December 13, 2012

We hope to see you again soon (cue ominous laughter)

by

Creepy, maybe, but … wait. Not maybe. Definitely. Creepy, definitely.

Reading Business Insider is always an exercise in non-euclidean logic, but yesterday Slate blogger Matthew Yglesias pointed us to a doozy, a brief article on Amazon with reasoning so tortured it could be used to defeat robot adversaries in campy polyester-wardrobed science fiction films.

Yglesias’ own piece is in the usual style among business bloggers whenever Amazon is mentioned: reverence for their customer service, a puzzling blind-eye policy to their reprehensible labor practices, and inevitable bewilderment that they can get away with profitless policies for so long without a shareholder revolt. As evidence for their exemplary customer service, however, Yglesias links to a write-up by Business Insider founder Henry Blodget.

Blodget, it seems, rented a digital streaming version of the film Casablanca from Amazon the other night in order to rewatch just a couple of scenes in detail.

To watch Casablanca closely, I had to stop, start, rewind, fast-forward, and generally put Amazon’s “player” through its paces.

And, like a lot of streaming video players, it often seized up, forcing me to start again.

But, in the end, Amazon’s streaming service delivered a beautiful HD experience, and I got my story.

The next day he received an email from Amazon.

Hello,

We noticed that you experienced poor video playback while watching the following rental(s) on Amazon Video On Demand:

Casablanca

We’re sorry for the inconvenience and have issued you a refund for the following amount(s):

$2.99

…We hope to see you again soon.

Amazon Video On Demand Team

Blodget was impressed.

Amazon “noticed that I experienced poor video playback…”

Talk about putting customers first.

It’s certainly no mystery why Amazon continues to take over the world.

No, it’s not a mystery, and it has to do with vindictive business practices, horrendous labor policies, and selling a whole lot of shoes.

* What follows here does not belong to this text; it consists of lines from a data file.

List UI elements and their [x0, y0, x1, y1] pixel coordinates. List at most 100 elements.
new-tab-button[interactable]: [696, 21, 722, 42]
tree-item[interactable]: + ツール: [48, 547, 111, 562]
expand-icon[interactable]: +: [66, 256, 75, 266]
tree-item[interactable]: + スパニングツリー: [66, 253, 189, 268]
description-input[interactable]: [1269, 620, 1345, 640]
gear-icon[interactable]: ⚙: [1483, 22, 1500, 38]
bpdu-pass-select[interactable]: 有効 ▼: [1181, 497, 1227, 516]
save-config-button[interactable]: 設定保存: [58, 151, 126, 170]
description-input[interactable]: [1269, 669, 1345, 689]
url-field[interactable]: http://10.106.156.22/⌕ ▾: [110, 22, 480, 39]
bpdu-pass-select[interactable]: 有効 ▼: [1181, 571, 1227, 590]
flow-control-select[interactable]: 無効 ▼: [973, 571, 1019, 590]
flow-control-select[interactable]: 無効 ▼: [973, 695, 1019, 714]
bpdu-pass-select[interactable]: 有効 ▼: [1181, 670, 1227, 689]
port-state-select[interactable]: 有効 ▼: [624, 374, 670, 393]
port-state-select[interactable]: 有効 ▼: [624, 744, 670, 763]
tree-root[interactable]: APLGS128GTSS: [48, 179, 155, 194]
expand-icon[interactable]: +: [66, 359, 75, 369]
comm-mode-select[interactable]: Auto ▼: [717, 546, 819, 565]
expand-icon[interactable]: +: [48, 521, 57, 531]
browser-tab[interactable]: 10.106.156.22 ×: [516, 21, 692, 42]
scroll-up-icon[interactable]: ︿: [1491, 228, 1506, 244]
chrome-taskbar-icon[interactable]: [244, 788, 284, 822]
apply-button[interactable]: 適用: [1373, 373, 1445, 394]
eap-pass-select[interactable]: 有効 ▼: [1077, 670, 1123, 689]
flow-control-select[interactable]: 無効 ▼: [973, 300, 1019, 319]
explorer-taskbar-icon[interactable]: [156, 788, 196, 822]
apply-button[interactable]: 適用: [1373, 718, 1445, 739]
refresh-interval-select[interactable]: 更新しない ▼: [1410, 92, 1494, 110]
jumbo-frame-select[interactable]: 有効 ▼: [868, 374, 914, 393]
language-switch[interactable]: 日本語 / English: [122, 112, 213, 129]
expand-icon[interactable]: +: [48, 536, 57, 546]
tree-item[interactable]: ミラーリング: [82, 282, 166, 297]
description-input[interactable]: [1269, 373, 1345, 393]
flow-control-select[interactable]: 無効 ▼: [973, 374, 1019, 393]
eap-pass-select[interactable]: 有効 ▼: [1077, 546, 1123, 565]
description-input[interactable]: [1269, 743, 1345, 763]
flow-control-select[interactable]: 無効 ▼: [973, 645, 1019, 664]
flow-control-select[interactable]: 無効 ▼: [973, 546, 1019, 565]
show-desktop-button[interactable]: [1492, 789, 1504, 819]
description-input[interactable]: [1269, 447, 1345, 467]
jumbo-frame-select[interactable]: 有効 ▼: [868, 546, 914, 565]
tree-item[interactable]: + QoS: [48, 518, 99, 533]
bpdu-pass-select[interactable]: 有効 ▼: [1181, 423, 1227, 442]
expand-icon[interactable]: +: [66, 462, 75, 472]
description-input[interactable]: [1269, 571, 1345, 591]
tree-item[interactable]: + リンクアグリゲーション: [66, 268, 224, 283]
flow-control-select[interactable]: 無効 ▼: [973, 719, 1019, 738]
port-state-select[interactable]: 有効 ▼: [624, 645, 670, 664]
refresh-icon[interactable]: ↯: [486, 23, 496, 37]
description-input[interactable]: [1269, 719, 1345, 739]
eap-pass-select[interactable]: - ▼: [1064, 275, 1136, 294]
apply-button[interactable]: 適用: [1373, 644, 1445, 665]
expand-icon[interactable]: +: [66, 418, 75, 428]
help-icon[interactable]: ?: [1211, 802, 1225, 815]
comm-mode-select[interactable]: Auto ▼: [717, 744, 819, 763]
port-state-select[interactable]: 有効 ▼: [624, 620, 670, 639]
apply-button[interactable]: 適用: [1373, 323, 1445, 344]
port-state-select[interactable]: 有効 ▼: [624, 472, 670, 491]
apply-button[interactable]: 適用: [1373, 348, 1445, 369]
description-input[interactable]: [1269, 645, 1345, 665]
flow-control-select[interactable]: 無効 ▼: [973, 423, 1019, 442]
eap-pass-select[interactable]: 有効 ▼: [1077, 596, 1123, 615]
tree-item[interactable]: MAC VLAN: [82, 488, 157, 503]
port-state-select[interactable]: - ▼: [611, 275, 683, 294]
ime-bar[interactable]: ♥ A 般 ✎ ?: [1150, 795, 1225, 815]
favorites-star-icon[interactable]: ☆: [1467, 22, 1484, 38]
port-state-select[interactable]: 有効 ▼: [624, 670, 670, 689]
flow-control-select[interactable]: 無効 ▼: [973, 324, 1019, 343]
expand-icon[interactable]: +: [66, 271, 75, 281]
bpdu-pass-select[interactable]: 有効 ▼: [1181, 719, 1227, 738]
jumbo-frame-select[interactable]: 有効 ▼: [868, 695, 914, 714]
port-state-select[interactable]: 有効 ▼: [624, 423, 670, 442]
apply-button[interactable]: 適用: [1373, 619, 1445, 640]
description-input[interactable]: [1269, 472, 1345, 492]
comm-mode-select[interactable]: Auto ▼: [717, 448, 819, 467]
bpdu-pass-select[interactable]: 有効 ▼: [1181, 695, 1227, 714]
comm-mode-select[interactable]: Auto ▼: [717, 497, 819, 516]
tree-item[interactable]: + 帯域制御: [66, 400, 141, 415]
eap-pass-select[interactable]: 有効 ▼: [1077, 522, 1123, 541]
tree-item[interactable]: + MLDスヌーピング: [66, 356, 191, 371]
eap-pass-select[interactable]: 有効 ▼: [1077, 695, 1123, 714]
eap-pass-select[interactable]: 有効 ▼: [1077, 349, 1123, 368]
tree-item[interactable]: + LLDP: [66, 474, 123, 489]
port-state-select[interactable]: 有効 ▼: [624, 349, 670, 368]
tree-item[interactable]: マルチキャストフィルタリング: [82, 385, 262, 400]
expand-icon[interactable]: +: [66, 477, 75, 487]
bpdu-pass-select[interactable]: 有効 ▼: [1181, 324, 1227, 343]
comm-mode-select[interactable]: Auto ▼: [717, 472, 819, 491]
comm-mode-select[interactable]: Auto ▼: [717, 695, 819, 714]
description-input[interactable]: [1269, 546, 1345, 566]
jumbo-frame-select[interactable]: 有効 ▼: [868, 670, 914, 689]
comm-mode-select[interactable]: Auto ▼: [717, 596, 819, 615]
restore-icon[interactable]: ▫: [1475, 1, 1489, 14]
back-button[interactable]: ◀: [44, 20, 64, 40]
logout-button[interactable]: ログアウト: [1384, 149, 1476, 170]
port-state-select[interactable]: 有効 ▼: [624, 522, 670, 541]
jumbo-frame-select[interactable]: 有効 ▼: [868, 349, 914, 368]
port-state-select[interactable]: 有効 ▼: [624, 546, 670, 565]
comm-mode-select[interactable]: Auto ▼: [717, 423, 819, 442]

But let’s recap. Blodget rents a video. The video doesn’t work well. Let’s say the score stands at -10 points. The next day, he gets a refund. Thumbs up! The video was dodgy but he saw most of it, and for free. He’s only out some time and frustration, so let’s say -2 overall. But Blodget also got a very very creepy email, some “call is coming from inside the house” stuff. Thumbs all the way down. Let’s say that totals to something like -6,000, give or take a few heebie-jeebies.

But not for Blodget. He is unfazed by the evidence of surveillance, and apologetic for the initial problems with the movie rental. He comes out singing Amazon’s praises in his strange one sentence paragraphs.

Imagine this had been a book. Not an e-book. The kind that smells of tree murder. If you bought one of our books, and the printing were screwy on a few pages, or the trim was off, you wouldn’t be hugely appreciative if you were given a refund. It would be your due.

Imagine if, when you brought the book back for your refund to the store where you’d bought it, the bookseller said to you “Ah yes, I noticed you had some problems reading page 118 while I held my breath under your couch last night.” I do not believe you would then take to your business blog to title a piece “Just The Latest Example Of Why That Bookstore With The Creepy Couch Guy Is One Of The Most Successful Companies In The World.” I don’t know; I could be wrong.

Let’s be generous to Blodget and call this a lesson in the strange way that Amazon is perceived in so many tech circles. Expectation is part of the issue. I’m certainly not above that problem — the bookseller in me reads articles about Amazon looking for things to hate (they are not hard to find). Blodget, for whatever reason — indifference to labor rights, state and federal revenues, and the continued existence of a healthy literary culture, might be my diagnosis — approaches Amazon with a much more positive default setting.

In his case it may be partly personal: Blodget sees himself as Old Internet, and thus Jeff Bezos as a there-but-for-the indifference-of-god-go-I relatable figure. But he is not alone in this. So much of the internet tech blogerati revere Amazon, so much so, it seems, that even — as in this case — when Amazon spies on themselves screwing up, it is seen as a sign of stellar success.

 

 

 

 

Dustin Kurtz is the marketing manager of Melville House, and a former bookseller.